Tuesday 9 December 2008

Gentleman's Fate (1931)

John Gilbert was one of the highest profile failures of the transition to sound, but while most failed because of pretty good reasons: most were great actors physically but couldn't act with their voices. Gilbert's co-star here, Louis Wolheim, had the best of all reasons: he died in 1931. But John Gilbert was a special case: he failed because Louis B Mayer wanted him to fail and Mayer could make it happen.

Mayer, of course, was all-powerful, the head of the biggest studio of them all and he had Gilbert under contract, which in those days meant that he effectively owned him. The problem was that Gilbert had literally hit him, knocking him down in public, in response to a snide remark that Mayer made at Gilbert's wedding to Greta Garbo, which in the end didn't happen because she got cold feet and didn't show up. Mayer never forgot and vindictively ruined Gilbert's career, most notoriously having the pitch of his voice raised to a ridiculous level for His Glorious Night.

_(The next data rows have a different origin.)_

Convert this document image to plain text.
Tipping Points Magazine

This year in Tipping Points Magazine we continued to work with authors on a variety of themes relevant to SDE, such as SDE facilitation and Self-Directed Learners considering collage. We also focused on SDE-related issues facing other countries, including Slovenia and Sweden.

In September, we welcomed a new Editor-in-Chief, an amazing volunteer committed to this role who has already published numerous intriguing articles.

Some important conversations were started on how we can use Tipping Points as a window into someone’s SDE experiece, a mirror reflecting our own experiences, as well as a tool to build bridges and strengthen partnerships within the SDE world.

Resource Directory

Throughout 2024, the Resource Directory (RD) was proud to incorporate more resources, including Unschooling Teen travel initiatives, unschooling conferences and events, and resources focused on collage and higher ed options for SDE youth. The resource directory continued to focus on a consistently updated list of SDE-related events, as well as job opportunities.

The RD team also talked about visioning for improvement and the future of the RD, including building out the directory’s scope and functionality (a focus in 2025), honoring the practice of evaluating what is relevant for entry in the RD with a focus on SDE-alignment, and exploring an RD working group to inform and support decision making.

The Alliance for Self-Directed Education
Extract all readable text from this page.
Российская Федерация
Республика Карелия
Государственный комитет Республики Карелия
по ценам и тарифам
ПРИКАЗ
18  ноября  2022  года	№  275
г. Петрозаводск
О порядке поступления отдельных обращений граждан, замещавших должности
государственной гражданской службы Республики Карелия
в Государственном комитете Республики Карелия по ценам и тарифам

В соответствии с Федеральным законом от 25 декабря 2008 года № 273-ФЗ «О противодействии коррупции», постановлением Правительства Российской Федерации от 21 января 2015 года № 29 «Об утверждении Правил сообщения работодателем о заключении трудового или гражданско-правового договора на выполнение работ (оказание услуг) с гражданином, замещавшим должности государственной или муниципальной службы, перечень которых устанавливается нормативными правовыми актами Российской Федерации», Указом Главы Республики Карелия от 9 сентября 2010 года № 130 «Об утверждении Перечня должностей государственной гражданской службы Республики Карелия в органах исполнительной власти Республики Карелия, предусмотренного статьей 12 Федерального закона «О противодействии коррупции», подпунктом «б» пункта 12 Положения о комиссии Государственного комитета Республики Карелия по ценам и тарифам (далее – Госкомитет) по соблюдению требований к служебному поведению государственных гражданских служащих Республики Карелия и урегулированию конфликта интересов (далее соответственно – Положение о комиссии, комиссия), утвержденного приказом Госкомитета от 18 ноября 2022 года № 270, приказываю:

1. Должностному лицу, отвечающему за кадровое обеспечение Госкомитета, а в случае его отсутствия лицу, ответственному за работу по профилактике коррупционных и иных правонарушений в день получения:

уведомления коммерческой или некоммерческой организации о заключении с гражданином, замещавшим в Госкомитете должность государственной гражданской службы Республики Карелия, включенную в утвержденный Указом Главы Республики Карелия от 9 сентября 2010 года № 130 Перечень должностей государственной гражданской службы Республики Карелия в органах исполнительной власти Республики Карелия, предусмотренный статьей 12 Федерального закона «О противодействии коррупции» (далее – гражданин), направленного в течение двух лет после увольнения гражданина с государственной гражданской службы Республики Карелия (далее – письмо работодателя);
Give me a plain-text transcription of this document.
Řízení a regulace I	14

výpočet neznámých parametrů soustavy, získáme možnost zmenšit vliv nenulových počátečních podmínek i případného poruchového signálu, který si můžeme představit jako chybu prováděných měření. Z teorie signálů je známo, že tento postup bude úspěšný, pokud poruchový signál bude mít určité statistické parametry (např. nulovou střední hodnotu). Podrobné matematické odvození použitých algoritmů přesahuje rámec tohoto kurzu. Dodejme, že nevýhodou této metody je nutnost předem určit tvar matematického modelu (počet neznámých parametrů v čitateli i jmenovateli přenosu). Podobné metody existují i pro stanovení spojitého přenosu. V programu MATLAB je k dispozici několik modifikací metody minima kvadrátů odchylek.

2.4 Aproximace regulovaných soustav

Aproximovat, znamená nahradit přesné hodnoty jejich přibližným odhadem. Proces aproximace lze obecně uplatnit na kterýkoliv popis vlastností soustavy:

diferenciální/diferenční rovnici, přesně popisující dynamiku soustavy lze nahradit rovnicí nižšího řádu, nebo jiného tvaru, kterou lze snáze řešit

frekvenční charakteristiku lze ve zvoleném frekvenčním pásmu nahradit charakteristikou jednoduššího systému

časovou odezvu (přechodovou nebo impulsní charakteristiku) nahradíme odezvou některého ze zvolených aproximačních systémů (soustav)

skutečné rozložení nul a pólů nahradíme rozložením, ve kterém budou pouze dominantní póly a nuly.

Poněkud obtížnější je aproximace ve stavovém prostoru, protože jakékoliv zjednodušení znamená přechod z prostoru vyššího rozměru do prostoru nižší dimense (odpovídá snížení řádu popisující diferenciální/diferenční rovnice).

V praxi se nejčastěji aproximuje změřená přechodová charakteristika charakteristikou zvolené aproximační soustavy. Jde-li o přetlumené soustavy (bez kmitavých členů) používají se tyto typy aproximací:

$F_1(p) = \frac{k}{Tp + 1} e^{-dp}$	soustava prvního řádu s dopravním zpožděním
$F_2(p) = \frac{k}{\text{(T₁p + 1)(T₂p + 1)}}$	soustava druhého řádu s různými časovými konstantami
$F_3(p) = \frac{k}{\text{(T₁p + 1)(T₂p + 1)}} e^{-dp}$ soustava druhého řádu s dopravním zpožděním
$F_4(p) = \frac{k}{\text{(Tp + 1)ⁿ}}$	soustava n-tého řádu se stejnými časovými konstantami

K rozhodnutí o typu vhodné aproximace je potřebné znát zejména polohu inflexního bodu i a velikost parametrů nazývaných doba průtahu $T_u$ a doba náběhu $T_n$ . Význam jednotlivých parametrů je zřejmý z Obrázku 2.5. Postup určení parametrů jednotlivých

The truth was that there was nothing wrong with his voice. Film historians have often mentioned that it didn't match what the public expected and that his career was mostly crippled by the choice of films Mayer put him in, but I'm not sure I buy that quite as given. His voice never surprised me, admittedly from the perspective of three quarters of a century on, and there are plenty of actors who did consistently superb work in films not worthy of them. So the more I see of Gilbert's sound work the more I wonder about a third possibility: maybe his time had simply come.

I wasn't there so I can't know what it felt like to be a moviegoer during the transition to sound, but I wonder if the upheavals in the industry along with the upheavals in real life just hastened the death of a type of film and the actors who were most closely related to it died along with it. Gilbert was a romantic matinee idol, along with people like Valentino, Novarro and Garbo. I think they were so massively associated with that type of role that audiences couldn't see them in anything else. Valentino was already dead; Garbo continued on for a while but retired within a decade; Novarro lasted longest but as a shadow of what he was to the silent screen. Gilbert tried (or was forced into) a number of different types of roles. To my 21st century eyes he does fine. To the eyes of his fans, he was someone else.

This is not a great film, with only a couple of great scenes that stand out above the rest (the best by far is the peace banquet), but it's a pretty good part for Gilbert and he does pretty well with it. He thinks he's a gentleman called Jack Thomas because he always has been, and as the film opens he's prancing around like a giddy schoolboy because he's in love with Marjorie Channing, who is about to marry him. He tells Marjorie that his parents are dead, because he didn't know any different. But as he quickly finds out, he's really Giacomo Tomasulo, son of a notorious racketeer working mostly in bootlegged liquor who is on his deathbed and wants to see him. He has a brother too, Frank, and a whole new life dragging him in, one that doesn't seem to be compatible in the least with his life as a gentleman.

Gilbert wasn't going to win any Oscars here, but he does a good job with the material he's given. He has a good drunk scene, though the lines are terrible, as is much of the dialogue in this film. Louis Wolheim is fine too as Frank, though he's a little slower and more deliberate than he probably should have been. I like Wolheim: he didn't look like a movie star and he didn't act like one, but he was a powerful force on the screen. I've seen a number of his silents as well as his most famous film, All Quiet on the Western Front, and I'm a confirmed fan. People like John Miljan, Ralph Ince and Paul Porcasi can't match them from their supporting roles. I preferred George Cooper as a stooge called Mike.

The real supporting actors here are women and there are three whose names made their way onto the screen with the title. Leila Hyams is Marjorie, the woman who Jack loves, who naturally leaves as soon as she finds out what's going on. Her place is eventually taken by Anita Page, as Ruth Corrigan, who comes into the story as part of a subplot between the Tomasulo gang and their rivals, the Florio gang. Best of all is Marie Prevost in a smaller role as a Tomasulo gang moll called Mabel. She played a lot of memorable small roles throughout the thirties and this is no exception.